Hukum shalat jum`at merupakan fardlu ’ain, jika telah cukup syarat-syaratnya. Perintah untuk menunaikan shalat jum`at turun di Mekkah. Namun di Mekkah sendiri tidak dilaksanakan waktu itu, karena jumlah orang muslim tidak cukup.[1]

Dinamakan hari jum`at, karena hari itu merupakan saat berkumpulnya orang-orang muslim pada hari itu untuk menunaikan shalat bersama-sama. Hari jum`at pada masa jahiliyah dinamakan yaumul ‘aruubah yang artinya hari rahmat, sebagaimana dikatakan Imam as-Suhaili. Orang yang pertama kalinya menamai jum`at adalah Ka’ab bin Lu’ay.[2]

Ka’ab berkata, “Sesungguhnya Allah SWT. telah melebihkan kota Mekkah atas kota-kota yang lain, melebihkan bulan ramadhan atas bulan yang lain, melebihkan hari jum`at atas hari-hari yang lain. Juga terdapat hadits yang mengatakan bahwa pada hari jum`at terdapat saat dikabulkannya doa”.

Shalat jum`at yang pertama kali dilakukan dalam Islam adalah di kota Madinah, beberapa saat sebelum hijrahnya Nabi Muhammad SAW. Saat itu kaum muslim mengatakan, “orang yahudi mempunyai hari dimana mereka berkumpul, yaitu hari sabtu dan orang nasrani pun mempunyai hari seperti itu. Yaitu hari minggu. Karena itu marilah berkumpul dan menetapkan suatu hari dimana kita mengingat Allah dan memperoleh peringatan di dalamnya.” Kemudian mereka sama-sama menemui As’ad bin Zurarah dan As’ad melakukan shalat jum`at yang pertama kali dalam Islam bersama mereka.[3]

Nabi Muhammad bersama para sahabatnya melaksanakan shalat jum`at yang pertama kali di tempat Salim bin ‘Auf pada sebuah parit. Mereka menjadikan tempat itu sebagai masjid. Rosulullah SAW. Berkhutbah di hadapan mereka dan mengerjakan shalat bersama-sama mereka.[4]

Sayyid Quthub mengatakan dalam tafsirnya bahwa. “Shalat jum`at adalah shalat jama’ah yang tidak boleh dikerjakan kecuali dengan berjama’ah. Ia adalah shalat yang sifatnya mingguan, yang mengharuskan orang-orang muslim untuk berkumpul, bertemu, dan mendengarkan khutbah yang mengingatkan mereka kepada Allah. ( Zhilal al-Qur’an)

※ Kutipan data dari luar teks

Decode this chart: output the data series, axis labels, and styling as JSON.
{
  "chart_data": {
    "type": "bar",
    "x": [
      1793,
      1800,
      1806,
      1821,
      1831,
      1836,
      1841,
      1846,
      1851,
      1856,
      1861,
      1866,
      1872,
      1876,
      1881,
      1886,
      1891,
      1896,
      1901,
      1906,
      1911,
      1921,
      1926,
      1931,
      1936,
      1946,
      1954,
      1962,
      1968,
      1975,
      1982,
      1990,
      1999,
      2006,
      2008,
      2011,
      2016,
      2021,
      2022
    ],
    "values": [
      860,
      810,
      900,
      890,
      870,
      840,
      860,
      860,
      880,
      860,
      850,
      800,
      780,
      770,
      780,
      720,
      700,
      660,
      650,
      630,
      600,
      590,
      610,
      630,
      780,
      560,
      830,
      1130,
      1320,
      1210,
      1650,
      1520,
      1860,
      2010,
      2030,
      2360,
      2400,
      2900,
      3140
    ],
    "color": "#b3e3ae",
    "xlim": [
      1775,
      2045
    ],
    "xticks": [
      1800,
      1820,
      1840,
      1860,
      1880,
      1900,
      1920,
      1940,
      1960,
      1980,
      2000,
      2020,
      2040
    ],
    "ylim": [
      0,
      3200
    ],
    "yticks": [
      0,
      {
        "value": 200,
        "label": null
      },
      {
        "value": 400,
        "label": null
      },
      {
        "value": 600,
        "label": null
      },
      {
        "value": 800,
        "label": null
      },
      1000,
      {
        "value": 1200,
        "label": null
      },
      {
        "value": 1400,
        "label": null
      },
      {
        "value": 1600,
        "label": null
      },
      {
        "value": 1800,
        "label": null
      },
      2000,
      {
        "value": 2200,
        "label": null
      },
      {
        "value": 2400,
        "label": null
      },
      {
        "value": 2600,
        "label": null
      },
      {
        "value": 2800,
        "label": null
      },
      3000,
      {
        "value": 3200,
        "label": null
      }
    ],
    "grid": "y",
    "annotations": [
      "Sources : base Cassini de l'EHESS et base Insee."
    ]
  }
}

Perjalanan seseorang menuju shalat jum`at adalah perjalanan rohani (rihlah ruhaniyah), perjalanan yang menghibur jiwa dan hati, memberi ketenangan dan Kenyamanan pada nurani dan anggota tubuh. Shalat jum`at dapat menumbuhkan jiwa sosial karena berinteraksi dengan masyarakat.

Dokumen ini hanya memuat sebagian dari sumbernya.